Holiday Enjoyment Guide

November 13th, 2013 by Sara Upson

I’m tired of all the blogs and articles on surviving the holidays.  It makes what is supposed to be a very exciting, joyous time of the year sound like a horrible experience that you just need to get through while barely hanging on.  People survive cancer, wars, famine, and natural disasters.  How does surviving get attached to the holidays?  Yes, I know that there is a lot of stress around the holidays, and I realize that it is a difficult time of year for many people.  I acknowledge that there are certain life events that make the holidays harder, however when there’s a holiday survival guide for everything under the sun, it has to make you wonder what is so bad about the holidays that we just need to survive?  I can’t help but wonder- what would happen if we shifted our focus from surviving the holidays to actually enjoying them?    What if changing the way we think about the holidays affected the way we felt and reacted too?  With that in mind here is my Holiday Enjoyment Guide (it sounds better already):

  1. Focus on the reason. The holiday season starts in October and runs through the New Year.  With the various holidays, there are various reasons why we celebrate.  Keep this reason in mind as you gather with your friends and family.  It’s the real reason you are gathering together, enjoying each other’s company and the delicious foods.  It’s not about the hustle and bustle, the whos-its and whats-its, or whatever else seems important.
  2. Eat throughout the day.  This is a must, turns out no matter what we do, our body needs fuel to live and that fuel comes in the form of food.   We need this fuel to be provided regularly throughout the day for us to feel good.  Even during the holidays.  You may be tempted by fashion magazines and media outlets to skip meals or snacks to save for later, but this doesn’t work.  All this does is set you up to eat very quickly, not taste the food, overeat, and then complain about it and feel uncomfortable.  I don’t know many people who enjoy that and since this is the Holiday Enjoyment Guide – the way to enjoy the holidays is to eat regular meals (and snacks) throughout the day.
  3. Eat what you enjoy.

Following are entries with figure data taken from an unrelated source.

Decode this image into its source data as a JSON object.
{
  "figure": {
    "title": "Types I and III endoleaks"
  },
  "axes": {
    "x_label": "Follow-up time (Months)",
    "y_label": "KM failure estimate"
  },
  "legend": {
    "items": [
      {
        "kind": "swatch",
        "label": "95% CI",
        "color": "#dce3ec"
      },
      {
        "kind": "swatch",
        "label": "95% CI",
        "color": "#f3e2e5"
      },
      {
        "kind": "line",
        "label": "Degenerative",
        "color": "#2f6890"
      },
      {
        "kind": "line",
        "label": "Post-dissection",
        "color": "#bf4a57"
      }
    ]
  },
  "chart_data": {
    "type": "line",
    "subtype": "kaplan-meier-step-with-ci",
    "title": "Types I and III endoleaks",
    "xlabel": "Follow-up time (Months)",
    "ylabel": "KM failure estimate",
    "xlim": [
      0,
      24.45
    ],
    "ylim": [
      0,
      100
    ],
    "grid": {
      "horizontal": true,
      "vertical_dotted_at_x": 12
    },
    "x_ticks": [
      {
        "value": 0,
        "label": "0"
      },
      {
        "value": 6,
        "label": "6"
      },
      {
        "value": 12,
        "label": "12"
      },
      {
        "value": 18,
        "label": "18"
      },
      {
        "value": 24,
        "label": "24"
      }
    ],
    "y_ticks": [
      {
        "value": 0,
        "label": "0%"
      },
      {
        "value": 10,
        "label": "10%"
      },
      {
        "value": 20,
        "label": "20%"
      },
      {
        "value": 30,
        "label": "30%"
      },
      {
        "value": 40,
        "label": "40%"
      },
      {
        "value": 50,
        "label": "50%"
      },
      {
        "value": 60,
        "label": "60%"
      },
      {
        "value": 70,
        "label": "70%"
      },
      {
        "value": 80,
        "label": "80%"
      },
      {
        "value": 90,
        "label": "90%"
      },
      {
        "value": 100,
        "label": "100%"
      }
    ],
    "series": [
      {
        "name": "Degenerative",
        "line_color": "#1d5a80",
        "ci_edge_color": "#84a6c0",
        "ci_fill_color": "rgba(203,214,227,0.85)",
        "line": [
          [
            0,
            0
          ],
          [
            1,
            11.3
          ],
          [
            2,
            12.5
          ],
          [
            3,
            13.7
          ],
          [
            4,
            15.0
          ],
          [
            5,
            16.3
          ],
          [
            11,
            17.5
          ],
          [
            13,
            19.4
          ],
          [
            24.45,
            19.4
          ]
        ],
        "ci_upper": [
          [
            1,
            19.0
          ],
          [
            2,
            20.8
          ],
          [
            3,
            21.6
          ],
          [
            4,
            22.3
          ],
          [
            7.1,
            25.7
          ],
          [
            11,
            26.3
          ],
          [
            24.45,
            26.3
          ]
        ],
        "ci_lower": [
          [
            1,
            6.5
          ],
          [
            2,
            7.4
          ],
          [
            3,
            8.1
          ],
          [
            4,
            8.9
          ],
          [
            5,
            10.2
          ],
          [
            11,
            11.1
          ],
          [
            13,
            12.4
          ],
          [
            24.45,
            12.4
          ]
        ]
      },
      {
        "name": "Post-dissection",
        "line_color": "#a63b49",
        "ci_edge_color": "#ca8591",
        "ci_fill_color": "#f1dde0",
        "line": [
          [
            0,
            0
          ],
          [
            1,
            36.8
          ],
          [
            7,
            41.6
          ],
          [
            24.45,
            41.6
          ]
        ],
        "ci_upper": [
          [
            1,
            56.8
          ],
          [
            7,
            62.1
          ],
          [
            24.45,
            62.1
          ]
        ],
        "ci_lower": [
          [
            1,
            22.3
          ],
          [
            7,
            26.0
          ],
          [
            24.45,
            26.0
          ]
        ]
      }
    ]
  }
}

Seems overly simplistic, but it’s not.  Food enjoyment leads to satisfaction, and according to research, people who are satisfied with their eating, eat less.  There seems to be this rampant belief that to be healthy you must only eat healthy foods, but that’s not the case.  All foods can fit in a healthy lifestyle and that includes the foods you enjoy (even carbs –gasp).  Righteous deprivation is still deprivation and eventually leads to overeating.  Instead of rebounding with your eating- having good/bad days or cheat days- include balance and eat the foods you enjoy.   Use discretion and think about what would be pleasing to you.  Remember eating all cookies (steak, candy, or whatever it is you love) might taste good, but are you really going to feel good?  There is balance with matters of taste and matters of nutrition/physiology.  If we really think about it, you aren’t going to enjoy food very much that makes you feel unwell and you aren’t going to enjoy food very much that the taste leaves much to be desired.  So instead, think balance.  Include foods that taste good and make you feel good.
  4. Enjoy what you eat. This may seem like the same thing but it’s not.  When your friends or family offer you their special holiday food and you feel obliged to put it on your plate, what do you do?  Do you have to eat it?  If you’re not hungry- then no, save it for later.  If it’s something you don’t like- then no, politely pass.  If you’re not sure if you want it- you can decide to try it, but if you don’t like it you don’t have to eat more.  If you love it and you’re hungry or you just want the taste, then by all means, enjoy.  Don’t just eat to please though, enjoy what you eat.  And just because you put something on your plate doesn’t mean that you have to eat it all.
  5. Don’t fat talk.  It seems like the holiday meal isn’t over until one of your family members talks about how full they are, how they ate too much, and about how now they need to do X amount of exercise to burn all the X amount of calories they ate.  Part of enjoying the holidays and your food means that you eat without guilt.  It means that you honor and respect your body and that means no fat talk.  It’s negative, detrimental, and counterintuitive to satisfaction and food enjoyment.  So leave it at the door.   If your family or friends are fat talking, don’t be an innocent bystander- speak up- challenge their beliefs, change the conversation, or at least leave the room.
  6. Handle stress and exhaustion. There is stress during the holiday season, but learn to handle stress and exhaustion without turning to or away from food.   Develop good stress management techniques, learn to ask for help from family and friends, and manage your schedule to prevent becoming overwhelmed and overloaded.  If you find yourself turning to or away from food, you might temporarily feel better, but then your same problem is still there and you are probably going to feel worse.  To feel better, and enjoy the holidays, means that you must take care of yourself, manage your stress, eat consistently, and in a manner that is pleasing in both taste and nutrition.

I’m sure there’s more- what other guidelines could be included with your Holiday Enjoyment Guide?